Podczas wtorkowego meczu Ligi Mistrzów pomiędzy Paris Saint-Germain i Istanbul Basaksehir sędzia techniczny Sebastian Coltescu z Rumunii nazwał asystenta trenera tureckiego zespołu, Pierre'a Webo, określeniem "czarny".
"Zobacz na czarnego. Podejdź tam i sprawdź, kto to jest. Ten czarny, on nie może się tak zachowywać" - mówił Coltescu do sędziego głównego Ovidiu Hategana (więcej TUTAJ).
Na znak protestu oba zespoły podjęły decyzję, że nie będą kontynuować gry i opuściły boisko po 14 minutach meczu (przy wyniku 0:0). "Dlaczego, kiedy wspominasz czarnoskórego człowieka to mówisz "ten czarny"? - miał pytać arbitra Senegalczyk Demba Ba, siedzący na ławce rezerwowych ekipy z Turcji.

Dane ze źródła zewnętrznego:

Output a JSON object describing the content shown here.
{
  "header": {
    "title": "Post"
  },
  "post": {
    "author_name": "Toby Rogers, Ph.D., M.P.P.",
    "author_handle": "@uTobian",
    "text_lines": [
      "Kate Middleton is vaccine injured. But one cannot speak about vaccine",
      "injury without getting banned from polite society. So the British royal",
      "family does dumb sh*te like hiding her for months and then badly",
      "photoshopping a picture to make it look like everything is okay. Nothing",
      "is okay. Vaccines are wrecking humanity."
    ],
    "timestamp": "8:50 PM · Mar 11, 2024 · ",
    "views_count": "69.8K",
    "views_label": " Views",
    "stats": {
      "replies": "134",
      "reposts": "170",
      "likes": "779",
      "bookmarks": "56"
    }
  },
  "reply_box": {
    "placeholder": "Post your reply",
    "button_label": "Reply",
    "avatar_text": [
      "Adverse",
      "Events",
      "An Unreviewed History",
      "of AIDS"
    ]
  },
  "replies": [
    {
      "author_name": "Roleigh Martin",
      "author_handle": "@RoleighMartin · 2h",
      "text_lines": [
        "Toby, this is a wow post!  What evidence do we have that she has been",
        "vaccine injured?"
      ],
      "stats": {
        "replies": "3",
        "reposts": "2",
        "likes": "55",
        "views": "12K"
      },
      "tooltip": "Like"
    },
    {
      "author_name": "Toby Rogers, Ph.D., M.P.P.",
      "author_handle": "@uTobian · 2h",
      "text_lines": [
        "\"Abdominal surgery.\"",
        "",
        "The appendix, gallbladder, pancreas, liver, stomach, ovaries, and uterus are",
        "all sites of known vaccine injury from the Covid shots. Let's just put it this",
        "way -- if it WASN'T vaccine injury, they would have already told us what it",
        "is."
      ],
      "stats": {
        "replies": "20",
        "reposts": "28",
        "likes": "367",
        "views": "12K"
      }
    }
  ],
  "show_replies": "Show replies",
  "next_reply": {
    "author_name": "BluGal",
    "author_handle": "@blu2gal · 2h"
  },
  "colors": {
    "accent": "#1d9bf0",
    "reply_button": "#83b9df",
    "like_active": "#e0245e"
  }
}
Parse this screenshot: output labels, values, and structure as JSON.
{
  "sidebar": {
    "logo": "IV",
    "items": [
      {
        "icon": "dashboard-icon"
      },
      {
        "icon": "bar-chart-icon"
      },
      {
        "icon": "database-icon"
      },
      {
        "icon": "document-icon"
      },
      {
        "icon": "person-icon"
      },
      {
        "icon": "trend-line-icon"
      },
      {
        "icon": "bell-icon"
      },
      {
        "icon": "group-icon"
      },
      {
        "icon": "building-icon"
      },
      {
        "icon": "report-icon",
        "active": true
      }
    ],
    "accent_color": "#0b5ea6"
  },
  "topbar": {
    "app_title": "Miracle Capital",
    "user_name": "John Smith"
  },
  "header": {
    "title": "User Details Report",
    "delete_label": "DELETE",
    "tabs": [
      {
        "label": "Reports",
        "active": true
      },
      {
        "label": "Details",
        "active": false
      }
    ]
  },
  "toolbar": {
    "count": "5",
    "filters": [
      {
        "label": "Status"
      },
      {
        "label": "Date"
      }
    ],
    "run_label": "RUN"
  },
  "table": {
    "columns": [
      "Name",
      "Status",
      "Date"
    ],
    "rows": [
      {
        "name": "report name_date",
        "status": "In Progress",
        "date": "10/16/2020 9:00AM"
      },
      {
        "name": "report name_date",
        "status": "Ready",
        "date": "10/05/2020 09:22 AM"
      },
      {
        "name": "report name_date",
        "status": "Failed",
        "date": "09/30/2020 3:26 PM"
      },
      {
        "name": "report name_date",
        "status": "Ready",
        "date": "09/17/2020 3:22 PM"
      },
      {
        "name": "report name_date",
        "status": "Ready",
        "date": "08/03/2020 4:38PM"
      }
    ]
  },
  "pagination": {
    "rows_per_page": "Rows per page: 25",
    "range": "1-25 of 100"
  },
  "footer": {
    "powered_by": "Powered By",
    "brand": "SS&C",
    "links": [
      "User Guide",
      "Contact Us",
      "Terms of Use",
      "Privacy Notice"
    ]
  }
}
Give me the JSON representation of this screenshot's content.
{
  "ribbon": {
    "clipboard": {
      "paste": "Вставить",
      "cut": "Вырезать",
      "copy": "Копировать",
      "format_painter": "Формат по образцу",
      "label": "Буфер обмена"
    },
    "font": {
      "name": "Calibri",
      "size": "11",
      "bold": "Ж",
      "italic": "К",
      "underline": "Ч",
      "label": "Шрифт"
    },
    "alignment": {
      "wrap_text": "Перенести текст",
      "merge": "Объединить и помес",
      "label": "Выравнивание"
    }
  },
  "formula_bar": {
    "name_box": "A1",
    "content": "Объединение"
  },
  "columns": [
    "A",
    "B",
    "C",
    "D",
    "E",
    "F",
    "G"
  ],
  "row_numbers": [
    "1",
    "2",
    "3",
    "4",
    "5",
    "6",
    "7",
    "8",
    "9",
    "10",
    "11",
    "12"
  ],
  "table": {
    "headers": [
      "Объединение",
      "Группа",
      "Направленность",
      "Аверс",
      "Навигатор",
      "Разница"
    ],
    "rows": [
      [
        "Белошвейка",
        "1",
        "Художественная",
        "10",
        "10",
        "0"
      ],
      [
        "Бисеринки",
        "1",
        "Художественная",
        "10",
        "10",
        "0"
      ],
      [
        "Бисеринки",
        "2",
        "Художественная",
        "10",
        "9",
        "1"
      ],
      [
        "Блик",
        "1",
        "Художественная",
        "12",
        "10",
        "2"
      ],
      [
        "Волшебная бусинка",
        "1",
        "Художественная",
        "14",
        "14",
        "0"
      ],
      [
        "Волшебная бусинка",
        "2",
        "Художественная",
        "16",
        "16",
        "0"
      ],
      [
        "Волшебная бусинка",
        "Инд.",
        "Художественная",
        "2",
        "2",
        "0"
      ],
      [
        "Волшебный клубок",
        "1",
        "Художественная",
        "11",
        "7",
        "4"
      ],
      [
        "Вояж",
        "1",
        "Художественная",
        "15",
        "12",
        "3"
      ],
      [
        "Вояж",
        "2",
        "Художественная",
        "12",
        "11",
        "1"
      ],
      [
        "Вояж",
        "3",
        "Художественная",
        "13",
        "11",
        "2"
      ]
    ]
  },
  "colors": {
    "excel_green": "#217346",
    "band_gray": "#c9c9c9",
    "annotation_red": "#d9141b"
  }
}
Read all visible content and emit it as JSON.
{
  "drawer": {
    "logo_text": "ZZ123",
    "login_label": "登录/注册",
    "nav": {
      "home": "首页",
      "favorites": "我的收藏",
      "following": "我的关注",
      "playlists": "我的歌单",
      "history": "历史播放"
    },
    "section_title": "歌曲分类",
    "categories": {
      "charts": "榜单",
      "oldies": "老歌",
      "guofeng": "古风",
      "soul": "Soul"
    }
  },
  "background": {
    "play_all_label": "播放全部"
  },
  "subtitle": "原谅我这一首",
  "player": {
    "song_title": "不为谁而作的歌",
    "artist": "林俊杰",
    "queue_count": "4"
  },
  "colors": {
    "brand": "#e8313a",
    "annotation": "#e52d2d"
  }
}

Były kolega Ba z czasów gry w Chelsea FC, Didier Drogba, zamieścił w mediach społecznościowych film przedstawiający protesty Ba i pochwalił działania obu drużyn przeciwko rasizmowi.
"Dziękuję Ba i Webo za wyróżnienie się, a graczom obu drużyn za zejście z boiska. Nigdy nie mówi się "ten biały facet", mówi się "ten facet", więc dlaczego, kiedy wspomina się czarnoskórego, to musi się powiedzieć "ten czarny chłopak?" - napisał Drogba na Twitterze.
UEFA zdecydowała, że mecz PSG - Basaksehir zostanie dokończony w środę o godz. 18:55. Spotkanie poprowadzi nowy zespół sędziowski, w którym znalazło się dwóch polskich arbitrów (więcej TUTAJ).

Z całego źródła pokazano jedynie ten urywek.